L'histoire :
Eevi lit un peu dans sa chambre, se brosse les dents et ferme ses rideaux. Il est temps de se coucher. Elle observe encore une fois attentivement le pendentif qu'elle porte autour du cou et le range dans sa table de nuit. Puis elle s'endort. Elle fait un cauchemar, dans lequel le soleil s'éteint. Elle se noie. Un bruit la réveille et la tire du sommeil. Quelque chose frappe à la fenêtre. Elle ouvre le rideau, puis la fenêtre et appelle pour voir si quelqu'un répond. En un éclair, elle sent un courant d'air à côté d'elle et voit Otso qui se cache sous son bureau. Il lui demande de fermer la fenêtre et d'être discrète. Elle s'inquiète et lui demande ce qu'il lui est arrivé. C'est simplement quelques lutins et diablesses qui l'ont embêté. Eevi craque. Elle dit à Otso ce qu'elle a sur le cœur. Personne ne l'a crue quand elle a raconté ce qui s'était déroulé l'été dernier. Pas même sa grand-mère ! Et lui, et les autres, ils ont tous disparu, elle a passé toutes ses vacances à les chercher dans la forêt. Otso ne comprend pas : pourquoi a-t-elle fait ça ? Eevi lui confie qu'elle pensait qu'ils étaient devenus amis... Il lui assure tout le monde va bien si c'est ce qui l'inquiète. Mais Louhi cherche Eevi et Otso a besoin qu'elle lui rende un service. Sa sœur a besoin d'aide, or seul le bijou magique d'Eevi peut la guérir...
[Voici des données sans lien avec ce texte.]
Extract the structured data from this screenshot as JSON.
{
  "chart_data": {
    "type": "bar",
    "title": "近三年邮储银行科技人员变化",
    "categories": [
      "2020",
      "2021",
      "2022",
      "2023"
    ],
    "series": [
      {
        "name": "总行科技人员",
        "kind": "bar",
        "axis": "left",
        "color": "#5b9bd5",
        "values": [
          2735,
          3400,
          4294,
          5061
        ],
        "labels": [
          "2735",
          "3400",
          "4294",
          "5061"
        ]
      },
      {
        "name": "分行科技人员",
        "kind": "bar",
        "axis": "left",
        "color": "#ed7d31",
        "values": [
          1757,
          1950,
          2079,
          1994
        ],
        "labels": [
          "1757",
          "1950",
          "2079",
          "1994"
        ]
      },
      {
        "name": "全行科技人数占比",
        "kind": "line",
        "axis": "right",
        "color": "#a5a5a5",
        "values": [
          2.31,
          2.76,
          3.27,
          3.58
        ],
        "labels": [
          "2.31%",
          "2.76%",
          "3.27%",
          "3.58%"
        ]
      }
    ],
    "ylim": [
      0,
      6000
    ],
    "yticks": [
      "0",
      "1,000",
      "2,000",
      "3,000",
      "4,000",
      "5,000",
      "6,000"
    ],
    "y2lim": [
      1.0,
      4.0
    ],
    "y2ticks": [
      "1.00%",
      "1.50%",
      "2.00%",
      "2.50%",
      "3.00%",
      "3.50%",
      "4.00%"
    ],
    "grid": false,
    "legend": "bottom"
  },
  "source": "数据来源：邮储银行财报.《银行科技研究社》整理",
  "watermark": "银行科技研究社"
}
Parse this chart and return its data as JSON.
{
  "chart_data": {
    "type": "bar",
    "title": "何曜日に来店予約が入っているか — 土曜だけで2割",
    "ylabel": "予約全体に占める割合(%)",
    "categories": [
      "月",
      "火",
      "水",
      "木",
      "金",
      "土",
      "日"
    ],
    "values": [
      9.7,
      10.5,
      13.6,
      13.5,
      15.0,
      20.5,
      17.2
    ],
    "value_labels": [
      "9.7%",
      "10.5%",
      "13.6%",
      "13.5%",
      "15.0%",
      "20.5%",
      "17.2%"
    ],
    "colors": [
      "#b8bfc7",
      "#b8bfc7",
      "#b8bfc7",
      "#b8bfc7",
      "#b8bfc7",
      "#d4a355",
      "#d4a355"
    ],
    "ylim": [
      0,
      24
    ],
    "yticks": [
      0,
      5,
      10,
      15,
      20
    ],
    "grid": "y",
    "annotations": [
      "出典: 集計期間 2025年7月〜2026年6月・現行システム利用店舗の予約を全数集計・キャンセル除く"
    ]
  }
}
Ce qu'on en pense sur la planète BD :
Eevi, fillette centrale de cette saga mythologique finlandaise, doit retourner dans le monde des gnomes. Elle veut aider son ami Otso pour guérir sa sœur. Car seul le pendentif qu'elle possède serait capable de l'aider. Mais rien ne se passe comme elle l'imaginait. En basculant dans l'autre monde, Otso disparaît. Et la sorcière Louhi et ses affreux lutins sont aux trousses d'Eevi... Elle va avoir besoin de l'aide des créatures qu'elle croise sur son chemin pour espérer s'en sortir. L'autrice Miila Westin a réalisé un mémoire sur les représentations visuelles des créatures mythologiques finlandaises, et on sent bien qu'elle maîtrise ce sujet. Elle s'inspire énormément de cette mythologie, assez méconnue en France, pour construire son récit. Au départ, tel Alice aux pays des Merveilles, on bascule dans un autre monde merveilleux, en suivant Otso. Graphiquement, le trait se reconnaît rapidement. Les personnages, notamment leurs visages, ont quelque chose d'étrange et de différent, qui peut déranger, mais qui s'accorde à l'univers fantastique. Les créatures sont attachantes, et l'autrice réalise quelques planches très expressives et libérées, notamment lorsqu'elle explore le monde des rêves. Cette série jeunesse onirique se lit comme un conte.